A proposal to terminate a landmark interstate water banking agreement demonstrates a nimble response to new economic and hydrologic realities.
In 2001, a landmark agreement between the Arizona Water Banking Authority and the Southern Nevada Water Authority established interstate water banking. At the time, water banking offered important benefits for both states. Arizona, with rights to 2.8 MAF/yr of Colorado River water, lacked the demand to take its full allotment. Nevada, on the other hand, faced unprecedented population growth in Las Vegas but held rights to a meager 300,000 AF/yr of Colorado River water; consequently, it was willing and able to pay for additional supplies to buffer future shortages on the river. The agreement was a win-win: It provided additional water supplies for Las Vegas while preserving Arizona’s future ability to use its Colorado River allocation.

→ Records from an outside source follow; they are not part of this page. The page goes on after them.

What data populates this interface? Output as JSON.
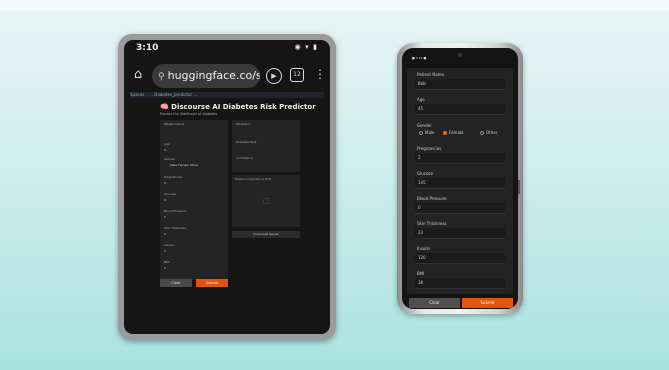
{
  "tablet": {
    "status_time": "3:10",
    "status_right": "◉ ▾ ▮",
    "url": "huggingface.co/spaces/",
    "url_tune_icon": "⚲",
    "tabs_count": "12",
    "breadcrumb": "Spaces ◦ ... Diabetes_predictor ... ",
    "app_title": "🧠 Discourse AI Diabetes Risk Predictor",
    "app_subtitle": "Predict the likelihood of diabetes",
    "form_header": "Patient Name",
    "fields": [
      {
        "label": "Age",
        "value": "0"
      },
      {
        "label": "Gender",
        "value": "Male    Female    Other"
      },
      {
        "label": "Pregnancies",
        "value": "0"
      },
      {
        "label": "Glucose",
        "value": "0"
      },
      {
        "label": "Blood Pressure",
        "value": "0"
      },
      {
        "label": "Skin Thickness",
        "value": "0"
      },
      {
        "label": "Insulin",
        "value": "0"
      },
      {
        "label": "BMI",
        "value": "0"
      }
    ],
    "result_header": "Prediction",
    "result_rows": [
      "Diabetes Risk",
      "Confidence"
    ],
    "plot_label": "Feature Importance Plot",
    "download_label": "Download Result",
    "clear_label": "Clear",
    "submit_label": "Submit"
  },
  "phone": {
    "status_text": "■ 3:10 ■",
    "fields": [
      {
        "label": "Patient Name",
        "value": "Bob"
      },
      {
        "label": "Age",
        "value": "45"
      }
    ],
    "gender_label": "Gender",
    "gender_options": [
      "Male",
      "Female",
      "Other"
    ],
    "gender_selected": "Female",
    "fields2": [
      {
        "label": "Pregnancies",
        "value": "2"
      },
      {
        "label": "Glucose",
        "value": "145"
      },
      {
        "label": "Blood Pressure",
        "value": "0"
      },
      {
        "label": "Skin Thickness",
        "value": "23"
      },
      {
        "label": "Insulin",
        "value": "120"
      },
      {
        "label": "BMI",
        "value": "28"
      }
    ],
    "clear_label": "Clear",
    "submit_label": "Submit"
  }
}
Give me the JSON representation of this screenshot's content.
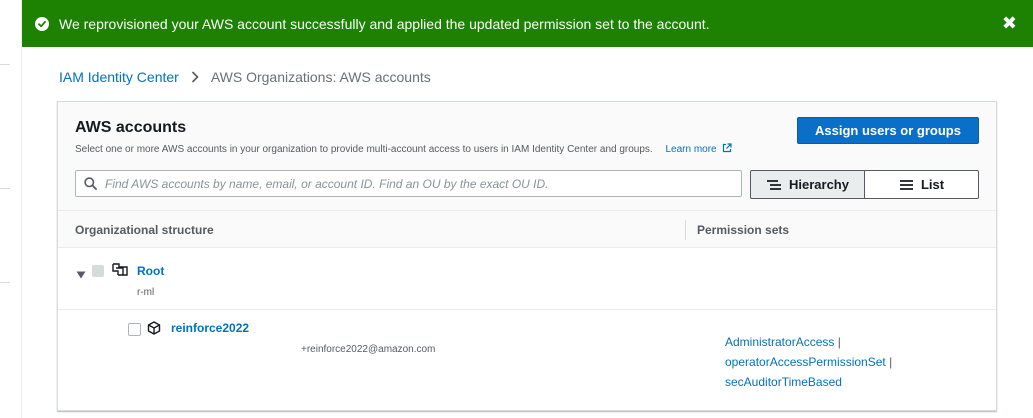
{
  "flash": {
    "message": "We reprovisioned your AWS account successfully and applied the updated permission set to the account.",
    "close": "✖",
    "color": "#1d8102"
  },
  "breadcrumb": {
    "items": [
      {
        "label": "IAM Identity Center"
      },
      {
        "label": "AWS Organizations: AWS accounts"
      }
    ]
  },
  "panel": {
    "title": "AWS accounts",
    "description": "Select one or more AWS accounts in your organization to provide multi-account access to users in IAM Identity Center and groups.",
    "learn_more": "Learn more",
    "assign_button": "Assign users or groups",
    "search": {
      "placeholder": "Find AWS accounts by name, email, or account ID. Find an OU by the exact OU ID.",
      "value": ""
    },
    "view_toggle": {
      "hierarchy": "Hierarchy",
      "list": "List",
      "selected": "Hierarchy"
    },
    "columns": {
      "structure": "Organizational structure",
      "permission_sets": "Permission sets"
    },
    "root": {
      "name": "Root",
      "id": "r-ml"
    },
    "accounts": [
      {
        "name": "reinforce2022",
        "email": "+reinforce2022@amazon.com",
        "permission_sets": [
          "AdministratorAccess",
          "operatorAccessPermissionSet",
          "secAuditorTimeBased"
        ],
        "separator": "|"
      }
    ]
  },
  "colors": {
    "primary": "#0a6fc9",
    "link": "#0073bb",
    "success": "#1d8102"
  }
}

The original agreement and subsequent amendments called for Arizona to “bank” 1.25 MAF of Colorado River water in underground storage facilities. In exchange, Nevada would pay the full cost of water delivery and storage, plus an additional $100M that Arizona could use to develop new in-state supplies. To date, Arizona has stored almost 50 percent of the contracted 1.25 MAF, receiving $123M from Nevada.
Twelve years later in 2013, however, water banking is no longer advantageous for either party. In recent years, as Arizona’s demand for CAP water has increased, less water has become available for Nevada (Arizona customers have first priority for these supplies); in fact, since 2010, Arizona has had no surplus CAP water at all for Nevada, as shown in Table 1.

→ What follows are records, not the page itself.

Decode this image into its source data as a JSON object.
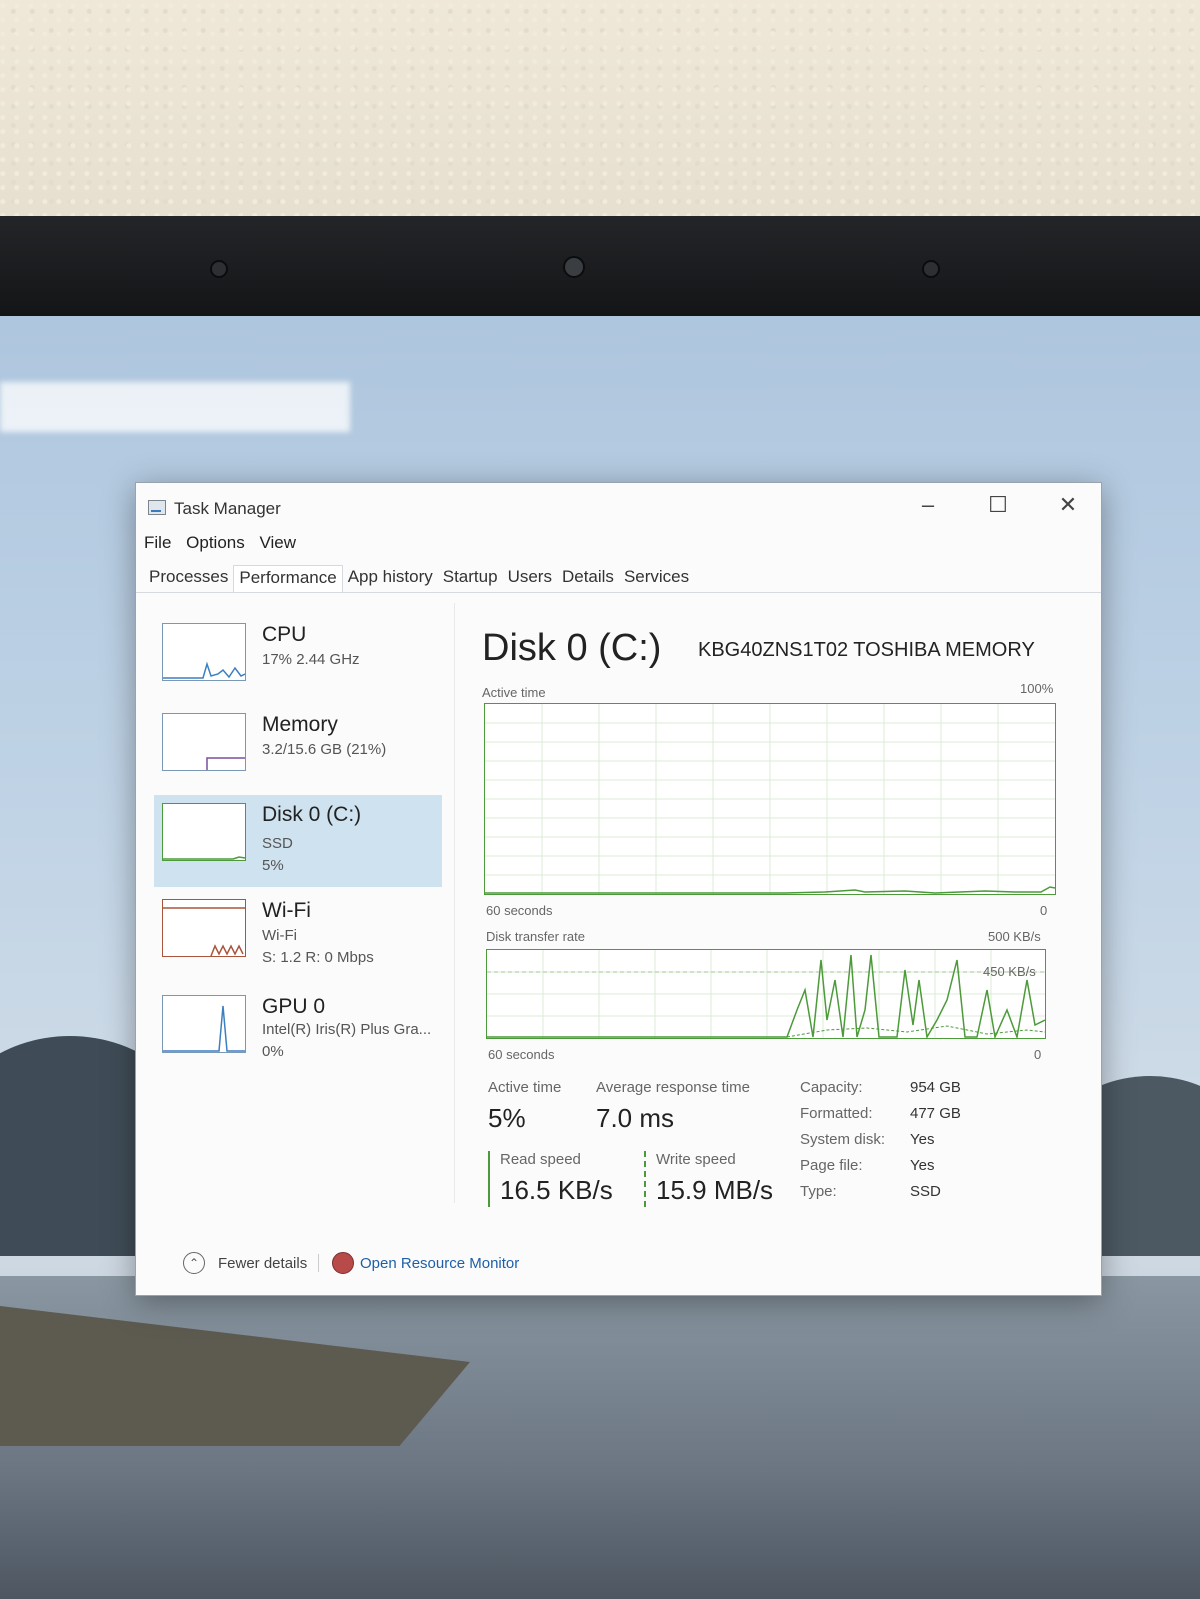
{
  "window": {
    "title": "Task Manager"
  },
  "menu": [
    "File",
    "Options",
    "View"
  ],
  "tabs": [
    "Processes",
    "Performance",
    "App history",
    "Startup",
    "Users",
    "Details",
    "Services"
  ],
  "sidebar": [
    {
      "name": "CPU",
      "sub1": "17% 2.44 GHz",
      "sub2": ""
    },
    {
      "name": "Memory",
      "sub1": "3.2/15.6 GB (21%)",
      "sub2": ""
    },
    {
      "name": "Disk 0 (C:)",
      "sub1": "SSD",
      "sub2": "5%"
    },
    {
      "name": "Wi-Fi",
      "sub1": "Wi-Fi",
      "sub2": "S: 1.2 R: 0 Mbps"
    },
    {
      "name": "GPU 0",
      "sub1": "Intel(R) Iris(R) Plus Gra...",
      "sub2": "0%"
    }
  ],
  "main": {
    "title": "Disk 0 (C:)",
    "model": "KBG40ZNS1T02 TOSHIBA MEMORY",
    "active_graph": {
      "label": "Active time",
      "max": "100%",
      "time": "60 seconds",
      "min": "0"
    },
    "transfer_graph": {
      "label": "Disk transfer rate",
      "max": "500 KB/s",
      "line": "450 KB/s",
      "time": "60 seconds",
      "min": "0"
    }
  },
  "stats": {
    "active_time_label": "Active time",
    "active_time": "5%",
    "response_label": "Average response time",
    "response": "7.0 ms",
    "read_label": "Read speed",
    "read": "16.5 KB/s",
    "write_label": "Write speed",
    "write": "15.9 MB/s"
  },
  "props": [
    {
      "k": "Capacity:",
      "v": "954 GB"
    },
    {
      "k": "Formatted:",
      "v": "477 GB"
    },
    {
      "k": "System disk:",
      "v": "Yes"
    },
    {
      "k": "Page file:",
      "v": "Yes"
    },
    {
      "k": "Type:",
      "v": "SSD"
    }
  ],
  "footer": {
    "fewer": "Fewer details",
    "resource": "Open Resource Monitor"
  },
  "colors": {
    "accent": "#4c9a3a",
    "selected": "#cfe2ef",
    "link": "#1f5fa8"
  }
}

Hydrologic and economic conditions have created additional challenges. In 2011, water levels in Lake Mead approached the 1,075-foot trigger level for declaring a shortage. In addition, the SNWA faced financial difficulties related to the economic downturn, which hit Las Vegas particularly hard, affecting its need to stockpile water supplies in Arizona. Las Vegas is now focusing on obtaining groundwater supplies from northern Nevada.

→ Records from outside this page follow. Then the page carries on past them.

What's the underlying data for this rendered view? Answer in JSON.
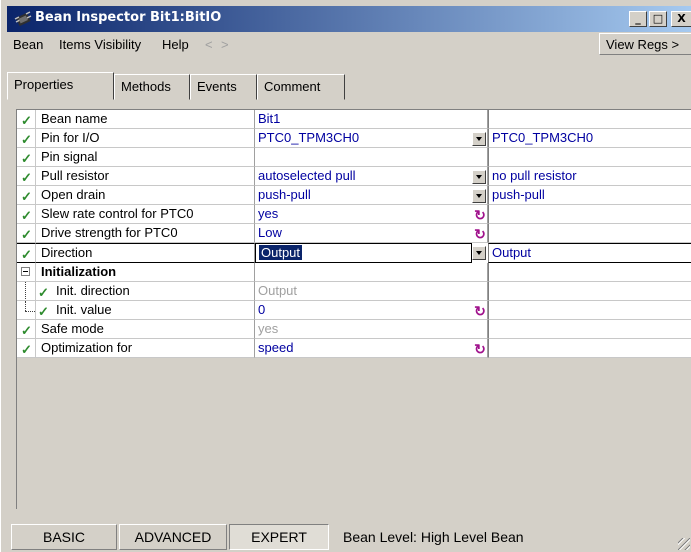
{
  "window": {
    "title": "Bean Inspector Bit1:BitIO",
    "controls": {
      "minimize": "_",
      "maximize": "□",
      "close": "X"
    }
  },
  "menu": {
    "items": [
      "Bean",
      "Items Visibility",
      "Help"
    ],
    "back": "<",
    "forward": ">",
    "view_regs": "View Regs >"
  },
  "tabs": [
    "Properties",
    "Methods",
    "Events",
    "Comment"
  ],
  "active_tab": "Properties",
  "properties": [
    {
      "check": "✓",
      "name": "Bean name",
      "value": "Bit1",
      "value2": ""
    },
    {
      "check": "✓",
      "name": "Pin for I/O",
      "value": "PTC0_TPM3CH0",
      "value2": "PTC0_TPM3CH0"
    },
    {
      "check": "✓",
      "name": "Pin signal",
      "value": "",
      "value2": ""
    },
    {
      "check": "✓",
      "name": "Pull resistor",
      "value": "autoselected pull",
      "value2": "no pull resistor"
    },
    {
      "check": "✓",
      "name": "Open drain",
      "value": "push-pull",
      "value2": "push-pull"
    },
    {
      "check": "✓",
      "name": "Slew rate control for PTC0",
      "value": "yes",
      "value2": ""
    },
    {
      "check": "✓",
      "name": "Drive strength for PTC0",
      "value": "Low",
      "value2": ""
    },
    {
      "check": "✓",
      "name": "Direction",
      "value": "Output",
      "value2": "Output"
    },
    {
      "check": "",
      "name": "Initialization",
      "value": "",
      "value2": ""
    },
    {
      "check": "✓",
      "name": "Init. direction",
      "value": "Output",
      "value2": ""
    },
    {
      "check": "✓",
      "name": "Init. value",
      "value": "0",
      "value2": ""
    },
    {
      "check": "✓",
      "name": "Safe mode",
      "value": "yes",
      "value2": ""
    },
    {
      "check": "✓",
      "name": "Optimization for",
      "value": "speed",
      "value2": ""
    }
  ],
  "status": {
    "basic": "BASIC",
    "advanced": "ADVANCED",
    "expert": "EXPERT",
    "level": "Bean Level: High Level Bean"
  },
  "icons": {
    "reset": "↻",
    "dropdown": "chevron-down-icon"
  },
  "colors": {
    "title_start": "#0a246a",
    "title_end": "#a6caf0",
    "value_text": "#0000a0",
    "check": "#2e8b2e",
    "reset_icon": "#a0118c"
  }
}
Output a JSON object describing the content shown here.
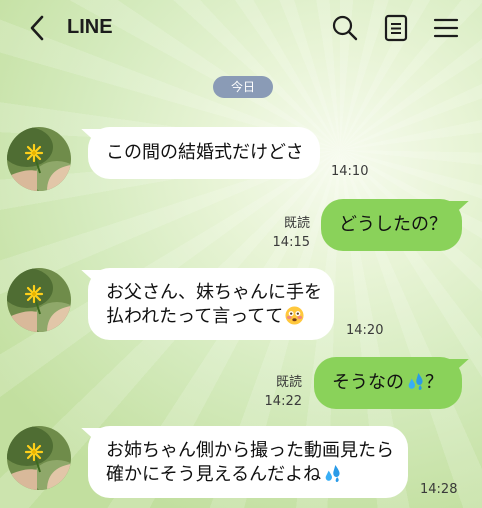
{
  "header": {
    "title": "LINE",
    "icons": [
      "back-chevron-icon",
      "search-icon",
      "note-icon",
      "menu-icon"
    ]
  },
  "date_pill": "今日",
  "messages": [
    {
      "side": "in",
      "lines": [
        "この間の結婚式だけどさ"
      ],
      "time": "14:10"
    },
    {
      "side": "out",
      "lines": [
        "どうしたの？"
      ],
      "read": "既読",
      "time": "14:15"
    },
    {
      "side": "in",
      "lines": [
        "お父さん、妹ちゃんに手を",
        "払われたって言ってて"
      ],
      "emoji": "flushed-face-emoji",
      "time": "14:20"
    },
    {
      "side": "out",
      "lines_parts": [
        "そうなの",
        "？"
      ],
      "emoji": "sweat-droplets-emoji",
      "read": "既読",
      "time": "14:22"
    },
    {
      "side": "in",
      "lines": [
        "お姉ちゃん側から撮った動画見たら",
        "確かにそう見えるんだよね"
      ],
      "emoji": "sweat-droplets-emoji",
      "time": "14:28"
    }
  ],
  "colors": {
    "outgoing_bubble": "#8ad25a",
    "incoming_bubble": "#ffffff",
    "date_pill": "#8a9bb6",
    "background": "#d5ebbe"
  }
}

Based on these developments, the parties are now looking to terminate future water banking obligations. Lessons from the past are not forgotten, however; the new draft agreement provides the flexibility to adapt to changing conditions. In fact, the parties can agree to resume storage at any point in the future. This adaptive approach will be important to managing the Colorado River as both states grapple with the potential impacts of climate change and future population growth.
The AWBA Commission is expected to vote on the final agreement at its next meeting on March 20, 2013.